In Köln-Deutz hätte ein Mann eine unüberlegte Aktion am Bahnhof mit dem Leben bezahlt. Am Ende darf er sich bei einem Lokführer bedanken.

  • In Köln ist am Montag (17. Februar) beinahe ein schlimmes Unglück passiert.
  • Am Bahnhof Köln-Messe/ Deutz wollte ein Mann über die Gleise fliehen.
  • Dann rauschte plötzlich eine S-Bahn heran.

Köln - Diese Flucht ging für einen Mann aus Köln nach hinten los. Als der Schwarzfahrer den Mitarbeitern der Deutschen Bahn entkommen wollte, passiert beinahe ein großes Unglück.

Köln-Deutz: Schwarzfahrer will vor Kontrolleuren fliehen - das endet beinahe tödlich

Was war passiert? Der 27-Jährige handelte am Montagvormittag (17. Februar) bereits unüberlegt, als er ohne Ticket in einen Zug in der Domstadt gestiegen war. Auch die nächste Dummheit ließ nicht lange auf sich warten.

Denn am Bahnhof Köln-Messe/ Deutz wurde der Mann bei einer Fahrkartenkontrolle als Schwarzfahrer entlarvt. Daraufhin ergriff der Fahrgast die Flucht und wollte so den Mitarbeitern der Deutschen Bahn und einer daraus resultierenden Strafe entkommen, berichtet die Bundespolizei.

Dafür wählte der 27-Jährige allerdings einen äußerst ungünstigen Weg, indem er in das Nachbargleis sprang. Doch plötzlich fuhr genau auf diesem Gleis eine S-Bahn ein.

Lokführer am Bahnhof Köln-Messe/ Deutz rettet Schwarzfahrer das Leben

Nur durch die schnelle Reaktion des aufmerksamen Lokführers, der den Schwarzfahrer zuvor bereits beobachtet hatte, konnte Schlimmeres verhindert werden. Er konnte die S-Bahn dadurch rechtzeitig zum Halten bringen.

Auch die anderen Mitarbeiter der DB zeigten ein vorbildliches Verhalten, als sie dem verletzten Übeltäter kurzerhand aus dem Gleisbett halfen.

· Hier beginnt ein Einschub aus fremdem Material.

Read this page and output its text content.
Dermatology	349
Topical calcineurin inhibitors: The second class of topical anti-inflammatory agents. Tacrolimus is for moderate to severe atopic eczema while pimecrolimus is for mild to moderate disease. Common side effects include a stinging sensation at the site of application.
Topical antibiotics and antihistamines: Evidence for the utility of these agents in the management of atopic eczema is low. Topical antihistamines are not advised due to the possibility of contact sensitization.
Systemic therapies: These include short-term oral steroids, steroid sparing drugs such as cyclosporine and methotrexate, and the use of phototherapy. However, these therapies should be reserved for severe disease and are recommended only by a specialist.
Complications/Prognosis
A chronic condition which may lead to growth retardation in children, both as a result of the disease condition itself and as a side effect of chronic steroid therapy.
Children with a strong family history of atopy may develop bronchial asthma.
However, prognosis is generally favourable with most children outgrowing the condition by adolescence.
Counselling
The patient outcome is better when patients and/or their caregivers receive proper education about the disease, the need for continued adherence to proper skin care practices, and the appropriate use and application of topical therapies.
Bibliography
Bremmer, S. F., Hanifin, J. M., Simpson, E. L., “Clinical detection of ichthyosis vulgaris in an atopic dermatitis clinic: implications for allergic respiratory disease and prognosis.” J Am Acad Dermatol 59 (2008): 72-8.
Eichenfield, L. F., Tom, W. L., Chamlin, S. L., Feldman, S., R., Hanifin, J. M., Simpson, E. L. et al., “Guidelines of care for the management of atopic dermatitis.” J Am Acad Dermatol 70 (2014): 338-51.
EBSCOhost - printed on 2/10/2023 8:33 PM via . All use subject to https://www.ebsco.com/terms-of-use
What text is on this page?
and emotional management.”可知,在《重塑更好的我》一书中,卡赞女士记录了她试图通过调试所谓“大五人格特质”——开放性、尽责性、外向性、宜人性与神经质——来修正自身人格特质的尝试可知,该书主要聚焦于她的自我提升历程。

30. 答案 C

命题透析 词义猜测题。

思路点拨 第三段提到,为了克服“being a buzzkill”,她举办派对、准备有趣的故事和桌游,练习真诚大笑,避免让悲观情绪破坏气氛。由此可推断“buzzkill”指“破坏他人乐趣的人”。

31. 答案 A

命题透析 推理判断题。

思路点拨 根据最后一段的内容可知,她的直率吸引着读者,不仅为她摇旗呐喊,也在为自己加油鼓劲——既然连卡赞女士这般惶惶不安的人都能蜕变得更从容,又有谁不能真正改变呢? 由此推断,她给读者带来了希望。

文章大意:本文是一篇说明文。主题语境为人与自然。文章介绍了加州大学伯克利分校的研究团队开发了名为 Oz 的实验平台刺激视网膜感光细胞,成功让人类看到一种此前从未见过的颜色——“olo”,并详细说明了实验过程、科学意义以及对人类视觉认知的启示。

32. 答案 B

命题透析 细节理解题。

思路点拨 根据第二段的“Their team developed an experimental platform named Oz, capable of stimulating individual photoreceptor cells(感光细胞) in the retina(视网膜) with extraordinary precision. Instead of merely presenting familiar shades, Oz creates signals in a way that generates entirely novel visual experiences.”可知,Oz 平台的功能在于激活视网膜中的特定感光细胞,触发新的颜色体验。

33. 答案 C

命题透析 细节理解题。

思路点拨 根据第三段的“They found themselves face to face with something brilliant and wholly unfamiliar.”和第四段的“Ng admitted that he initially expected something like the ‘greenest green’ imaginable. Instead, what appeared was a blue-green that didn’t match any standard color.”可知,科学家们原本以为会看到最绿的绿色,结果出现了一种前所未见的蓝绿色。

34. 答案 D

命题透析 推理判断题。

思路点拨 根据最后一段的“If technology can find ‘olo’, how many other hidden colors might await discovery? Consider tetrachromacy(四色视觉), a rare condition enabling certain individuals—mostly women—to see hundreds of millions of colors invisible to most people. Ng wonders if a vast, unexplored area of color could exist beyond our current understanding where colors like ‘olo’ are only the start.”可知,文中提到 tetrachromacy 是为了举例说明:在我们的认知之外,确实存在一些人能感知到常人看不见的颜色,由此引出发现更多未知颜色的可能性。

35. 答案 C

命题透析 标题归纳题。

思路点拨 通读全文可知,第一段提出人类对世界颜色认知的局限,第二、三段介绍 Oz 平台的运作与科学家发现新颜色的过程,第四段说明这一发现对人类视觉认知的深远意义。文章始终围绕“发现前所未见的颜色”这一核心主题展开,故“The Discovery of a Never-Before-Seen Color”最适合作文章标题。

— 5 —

Dass der Mann Glück im Unglück hatte und die Aktion auch hätte anders enden können, zeigt ein anderer schrecklicher Vorfall aus NRW. In Leverkusen hatte ein ICE jüngst eine Frau auf dem Gleis erfasst. Die Frau wurde dabei getötet. Die Polizei ermittelt in diesem Fall aktuell noch.

Dumm gelaufen! Verletzung und Strafverfahren für Schwarzfahrer aus Köln

Das Resultat der unüberlegten Tat in Köln-Deutz: Statt 60 Euro für das Schwarzfahren zu zahlen, hat der 27-Jährige nun nicht nur ein gebrochenes Bein, wie die Bundespolizei in einer Pressemitteilung schreibt. Die Behörden haben außerdem ein Strafverfahren gegen ihn eingeleitet und ermitteln nun gegen ihn wegen Erschleichens von Leistungen und wegen gefährlichen Eingriffs in den Bahnverkehr.

An Weiberfastnacht konnte schlimmeres nicht mehr verhindert werden: Eine Frau (29) wurde am Bahnhof in Köln Ehrenfeld von einem Zug überrollt. Sie starb noch mal Unfallort.